I totally agree. I recently found the site, where anybody can write their own articles. Articles are then ranked by other writers in what is said to be a game-proof system, and only the best articles rise to the top.

It certainly works for me.


This "debate" is nothing more than evidence of how threatened you elitist East Coast media snobs feel when you see the erosion of your monopoly on information control. Without loser-generated content, how would I know what Chet in Beloit had for lunch at Taco Bell on Monday?


"Most valuable content is professionally made."

Valuable to the producer or valuable to the consumer?
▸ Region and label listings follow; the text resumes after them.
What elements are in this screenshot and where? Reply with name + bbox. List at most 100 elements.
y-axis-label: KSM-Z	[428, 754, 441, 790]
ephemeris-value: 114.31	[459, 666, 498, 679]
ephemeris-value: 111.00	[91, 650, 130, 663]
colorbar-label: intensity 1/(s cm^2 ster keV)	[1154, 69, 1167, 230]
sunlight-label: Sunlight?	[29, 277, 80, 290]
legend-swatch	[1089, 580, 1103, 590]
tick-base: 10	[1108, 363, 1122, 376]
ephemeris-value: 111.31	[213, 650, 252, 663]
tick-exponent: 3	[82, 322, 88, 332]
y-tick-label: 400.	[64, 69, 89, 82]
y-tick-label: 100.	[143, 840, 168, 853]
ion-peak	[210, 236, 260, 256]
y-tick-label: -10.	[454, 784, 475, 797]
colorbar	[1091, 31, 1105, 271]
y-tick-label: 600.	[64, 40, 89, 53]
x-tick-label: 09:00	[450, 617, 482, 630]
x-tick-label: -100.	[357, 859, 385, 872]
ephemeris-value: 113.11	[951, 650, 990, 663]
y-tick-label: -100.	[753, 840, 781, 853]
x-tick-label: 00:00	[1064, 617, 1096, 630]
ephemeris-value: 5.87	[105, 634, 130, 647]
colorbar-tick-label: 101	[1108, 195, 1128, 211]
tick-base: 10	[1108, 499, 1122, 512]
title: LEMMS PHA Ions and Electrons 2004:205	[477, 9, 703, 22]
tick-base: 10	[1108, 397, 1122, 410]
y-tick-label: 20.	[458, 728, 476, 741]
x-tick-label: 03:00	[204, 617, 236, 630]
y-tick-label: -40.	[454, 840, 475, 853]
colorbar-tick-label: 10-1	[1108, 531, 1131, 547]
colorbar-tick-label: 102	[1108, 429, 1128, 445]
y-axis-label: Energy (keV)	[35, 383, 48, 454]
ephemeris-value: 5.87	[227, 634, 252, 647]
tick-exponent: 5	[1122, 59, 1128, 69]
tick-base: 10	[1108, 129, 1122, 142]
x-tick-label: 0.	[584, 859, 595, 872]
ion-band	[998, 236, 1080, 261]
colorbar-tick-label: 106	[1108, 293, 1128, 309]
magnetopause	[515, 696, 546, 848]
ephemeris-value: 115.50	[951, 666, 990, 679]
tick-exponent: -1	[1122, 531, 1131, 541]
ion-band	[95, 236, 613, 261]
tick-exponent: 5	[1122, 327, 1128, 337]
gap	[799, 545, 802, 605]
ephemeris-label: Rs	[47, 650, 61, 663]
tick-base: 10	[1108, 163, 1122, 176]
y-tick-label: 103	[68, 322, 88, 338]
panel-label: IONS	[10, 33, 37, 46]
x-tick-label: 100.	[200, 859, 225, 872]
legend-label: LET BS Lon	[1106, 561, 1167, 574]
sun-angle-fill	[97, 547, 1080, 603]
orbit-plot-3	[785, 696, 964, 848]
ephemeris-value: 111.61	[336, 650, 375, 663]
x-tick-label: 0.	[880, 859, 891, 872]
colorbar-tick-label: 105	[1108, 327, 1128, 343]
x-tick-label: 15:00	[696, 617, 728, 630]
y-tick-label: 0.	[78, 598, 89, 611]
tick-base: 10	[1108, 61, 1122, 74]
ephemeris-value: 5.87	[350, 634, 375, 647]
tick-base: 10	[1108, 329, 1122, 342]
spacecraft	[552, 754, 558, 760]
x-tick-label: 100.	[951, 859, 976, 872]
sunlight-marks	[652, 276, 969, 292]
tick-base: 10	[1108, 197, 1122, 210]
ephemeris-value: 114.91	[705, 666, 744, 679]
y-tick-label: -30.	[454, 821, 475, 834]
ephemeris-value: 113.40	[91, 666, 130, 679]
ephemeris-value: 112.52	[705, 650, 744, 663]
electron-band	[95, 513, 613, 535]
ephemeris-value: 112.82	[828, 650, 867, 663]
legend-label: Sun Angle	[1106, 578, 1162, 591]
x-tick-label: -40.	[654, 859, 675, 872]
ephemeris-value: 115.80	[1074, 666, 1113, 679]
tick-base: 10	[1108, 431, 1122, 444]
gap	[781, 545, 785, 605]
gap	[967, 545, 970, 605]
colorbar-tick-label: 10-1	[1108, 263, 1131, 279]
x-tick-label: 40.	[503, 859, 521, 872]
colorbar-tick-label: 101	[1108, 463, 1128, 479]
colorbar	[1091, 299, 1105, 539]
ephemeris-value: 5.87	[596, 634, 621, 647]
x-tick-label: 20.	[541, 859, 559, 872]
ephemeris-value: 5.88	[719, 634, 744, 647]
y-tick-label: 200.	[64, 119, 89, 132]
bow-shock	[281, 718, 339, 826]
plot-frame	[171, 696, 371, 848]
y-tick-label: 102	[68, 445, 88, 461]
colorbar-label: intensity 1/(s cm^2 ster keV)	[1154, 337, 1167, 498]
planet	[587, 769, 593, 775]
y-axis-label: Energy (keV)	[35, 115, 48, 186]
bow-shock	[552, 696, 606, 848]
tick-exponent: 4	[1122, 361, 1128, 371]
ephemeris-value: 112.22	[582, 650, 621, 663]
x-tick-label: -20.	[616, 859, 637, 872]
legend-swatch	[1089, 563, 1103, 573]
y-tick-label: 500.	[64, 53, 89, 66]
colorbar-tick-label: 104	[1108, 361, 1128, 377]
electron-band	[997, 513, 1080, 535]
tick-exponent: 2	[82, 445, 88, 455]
It seems clear from the comments above that the consumer often finds little distinction in real value between the two.

Perry Yu

Certainly not all UGC is junk. Look at the comments in this Debate Room here. BusinessWeek 2.0 solicits its readers, or "users," to give instant "letters to the editor," responses that would not have been possible with the traditional mode of news or information distribution and feedback. UGC is all about more efficient and timely communication and sharing, and more choices. The consumer of UGC media can subjectively decide on the quality and value of the content according to his or her own interests and needs.


I believe any person reading and writing comments here, positive or negative, values UGC. What's the point otherwise?


I will choose youtube over TV any day. Personally for me, TV is just a new image of retelling the same storylines. Predictable and no sense of reality. At least with youtube, I relate to the people making them.